Find My Phone is not the only app failing. 9to5Google confirmed through its own testing that the ECG app on Pixel Watch 3 and Watch 4 is also broken: it opens, then surfaces an error reading "Reopen the app and try again." The error loops. Reopening it produces the same result.
Two distinct apps crashing on the same hardware within the same update window is a different kind of signal than a single buggy feature. It raises a question the current reporting does not yet answer: is this a targeted regression in a specific component, or is something broader unstable in the current app layer? The full scope of the ECG issue and any health-related implications are not established by the available reporting today.

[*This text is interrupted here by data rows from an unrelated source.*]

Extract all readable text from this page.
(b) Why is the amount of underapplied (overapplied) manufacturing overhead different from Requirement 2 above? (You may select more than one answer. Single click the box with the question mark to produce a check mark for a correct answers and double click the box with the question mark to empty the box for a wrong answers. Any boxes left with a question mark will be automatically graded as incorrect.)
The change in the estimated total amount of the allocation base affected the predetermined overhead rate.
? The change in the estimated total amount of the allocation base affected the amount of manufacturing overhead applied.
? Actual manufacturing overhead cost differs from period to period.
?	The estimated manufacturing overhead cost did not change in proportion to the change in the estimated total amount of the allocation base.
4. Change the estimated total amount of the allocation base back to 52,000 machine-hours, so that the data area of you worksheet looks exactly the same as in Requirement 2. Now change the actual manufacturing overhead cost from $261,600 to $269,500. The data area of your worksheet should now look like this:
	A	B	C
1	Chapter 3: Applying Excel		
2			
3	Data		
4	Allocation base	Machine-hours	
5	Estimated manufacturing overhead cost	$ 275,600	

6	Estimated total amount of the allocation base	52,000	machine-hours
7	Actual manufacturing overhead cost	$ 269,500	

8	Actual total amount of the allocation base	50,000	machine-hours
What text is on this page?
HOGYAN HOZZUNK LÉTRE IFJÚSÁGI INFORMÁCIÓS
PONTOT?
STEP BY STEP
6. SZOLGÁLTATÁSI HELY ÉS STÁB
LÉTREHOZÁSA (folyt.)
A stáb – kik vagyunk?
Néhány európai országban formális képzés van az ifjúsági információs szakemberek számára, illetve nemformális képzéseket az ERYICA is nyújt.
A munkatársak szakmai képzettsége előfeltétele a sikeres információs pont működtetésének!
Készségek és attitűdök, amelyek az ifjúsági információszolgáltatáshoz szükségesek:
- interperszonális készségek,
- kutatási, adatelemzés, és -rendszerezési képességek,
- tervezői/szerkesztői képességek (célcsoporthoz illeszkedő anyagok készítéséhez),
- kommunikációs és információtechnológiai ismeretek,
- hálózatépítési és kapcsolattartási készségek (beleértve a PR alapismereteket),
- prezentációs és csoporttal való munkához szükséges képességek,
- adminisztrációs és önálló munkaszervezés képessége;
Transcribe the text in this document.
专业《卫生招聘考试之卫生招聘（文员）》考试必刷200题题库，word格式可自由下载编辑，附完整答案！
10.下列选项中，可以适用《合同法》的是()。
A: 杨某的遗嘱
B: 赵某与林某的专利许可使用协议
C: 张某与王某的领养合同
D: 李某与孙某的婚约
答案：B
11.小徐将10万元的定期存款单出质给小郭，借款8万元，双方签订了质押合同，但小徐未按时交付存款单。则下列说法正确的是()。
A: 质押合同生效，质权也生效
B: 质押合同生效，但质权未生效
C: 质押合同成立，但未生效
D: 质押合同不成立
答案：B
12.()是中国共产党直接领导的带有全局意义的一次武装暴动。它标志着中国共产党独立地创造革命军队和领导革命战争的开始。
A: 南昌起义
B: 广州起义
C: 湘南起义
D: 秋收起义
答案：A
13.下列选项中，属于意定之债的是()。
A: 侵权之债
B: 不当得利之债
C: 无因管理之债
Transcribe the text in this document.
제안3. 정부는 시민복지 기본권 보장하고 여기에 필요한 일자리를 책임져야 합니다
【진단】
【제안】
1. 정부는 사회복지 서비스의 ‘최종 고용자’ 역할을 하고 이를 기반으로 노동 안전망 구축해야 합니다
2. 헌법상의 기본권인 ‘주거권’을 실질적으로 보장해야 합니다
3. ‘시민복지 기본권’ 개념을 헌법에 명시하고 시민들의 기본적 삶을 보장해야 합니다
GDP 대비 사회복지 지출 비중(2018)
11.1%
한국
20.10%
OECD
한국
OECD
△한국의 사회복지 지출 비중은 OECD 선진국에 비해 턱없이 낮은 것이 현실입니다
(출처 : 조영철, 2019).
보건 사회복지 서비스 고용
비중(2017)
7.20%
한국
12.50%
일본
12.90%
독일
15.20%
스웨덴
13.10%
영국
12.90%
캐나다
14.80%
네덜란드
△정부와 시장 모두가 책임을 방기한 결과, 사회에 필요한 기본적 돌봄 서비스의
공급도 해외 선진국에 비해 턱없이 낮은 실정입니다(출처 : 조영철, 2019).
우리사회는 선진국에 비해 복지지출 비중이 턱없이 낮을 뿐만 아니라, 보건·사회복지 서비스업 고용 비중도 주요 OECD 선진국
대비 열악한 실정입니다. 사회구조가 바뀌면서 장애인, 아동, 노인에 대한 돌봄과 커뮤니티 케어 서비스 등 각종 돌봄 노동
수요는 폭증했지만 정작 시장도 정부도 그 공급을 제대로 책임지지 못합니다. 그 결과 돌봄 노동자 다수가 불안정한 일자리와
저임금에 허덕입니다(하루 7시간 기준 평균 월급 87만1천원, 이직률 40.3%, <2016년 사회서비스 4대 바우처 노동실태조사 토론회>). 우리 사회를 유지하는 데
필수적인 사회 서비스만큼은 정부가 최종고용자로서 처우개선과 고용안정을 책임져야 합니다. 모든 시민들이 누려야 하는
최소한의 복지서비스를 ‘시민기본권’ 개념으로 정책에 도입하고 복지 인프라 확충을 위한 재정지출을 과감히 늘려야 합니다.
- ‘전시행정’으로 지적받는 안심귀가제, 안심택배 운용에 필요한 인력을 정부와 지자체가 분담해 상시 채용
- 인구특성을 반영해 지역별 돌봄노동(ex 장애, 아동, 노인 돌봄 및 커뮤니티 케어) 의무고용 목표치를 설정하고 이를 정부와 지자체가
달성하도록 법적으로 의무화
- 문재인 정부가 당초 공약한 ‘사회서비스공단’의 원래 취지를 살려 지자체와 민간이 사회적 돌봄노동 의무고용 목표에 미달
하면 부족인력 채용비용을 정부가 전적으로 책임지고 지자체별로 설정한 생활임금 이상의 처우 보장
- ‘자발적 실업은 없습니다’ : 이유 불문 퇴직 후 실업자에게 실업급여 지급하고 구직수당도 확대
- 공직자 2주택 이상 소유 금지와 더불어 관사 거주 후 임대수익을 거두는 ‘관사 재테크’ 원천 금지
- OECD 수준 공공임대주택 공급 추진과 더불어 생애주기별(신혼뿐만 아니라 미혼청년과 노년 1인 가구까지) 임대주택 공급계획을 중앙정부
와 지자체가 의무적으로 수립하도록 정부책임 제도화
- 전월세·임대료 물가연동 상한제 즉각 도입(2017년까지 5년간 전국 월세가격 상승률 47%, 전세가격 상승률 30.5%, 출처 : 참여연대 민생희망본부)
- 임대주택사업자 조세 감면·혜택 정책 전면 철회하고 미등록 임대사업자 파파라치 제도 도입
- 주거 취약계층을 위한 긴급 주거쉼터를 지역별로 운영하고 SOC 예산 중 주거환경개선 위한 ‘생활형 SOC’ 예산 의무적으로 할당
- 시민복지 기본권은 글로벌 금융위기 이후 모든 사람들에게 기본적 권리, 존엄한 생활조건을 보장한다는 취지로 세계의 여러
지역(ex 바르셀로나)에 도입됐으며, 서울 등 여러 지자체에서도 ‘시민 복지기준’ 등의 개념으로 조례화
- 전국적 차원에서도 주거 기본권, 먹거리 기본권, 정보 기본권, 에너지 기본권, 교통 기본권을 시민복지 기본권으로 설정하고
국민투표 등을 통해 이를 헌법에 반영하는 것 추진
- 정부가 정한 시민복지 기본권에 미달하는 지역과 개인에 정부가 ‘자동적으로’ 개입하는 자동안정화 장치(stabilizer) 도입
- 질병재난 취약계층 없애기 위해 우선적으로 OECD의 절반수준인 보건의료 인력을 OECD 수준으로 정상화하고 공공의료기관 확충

That said, the pattern is worth watching. If Google's eventual fix addresses Find My Phone but leaves ECG broken, this is no longer a story about one misbehaving shortcut. It becomes a question about the reliability of the current Pixel Watch software environment more generally.
What to do now
Use Gemini to ring your phone until Google pushes a fix. Both Android Authority and 9to5Google confirmed it works on affected hardware, and Google itself is directing users to it. Skip the factory reset. Watch the next Pixel Watch update notes carefully, and check whether the ECG fix is bundled with the Find My Phone repair or handled separately. That distinction will tell you a lot about how Google diagnosed this.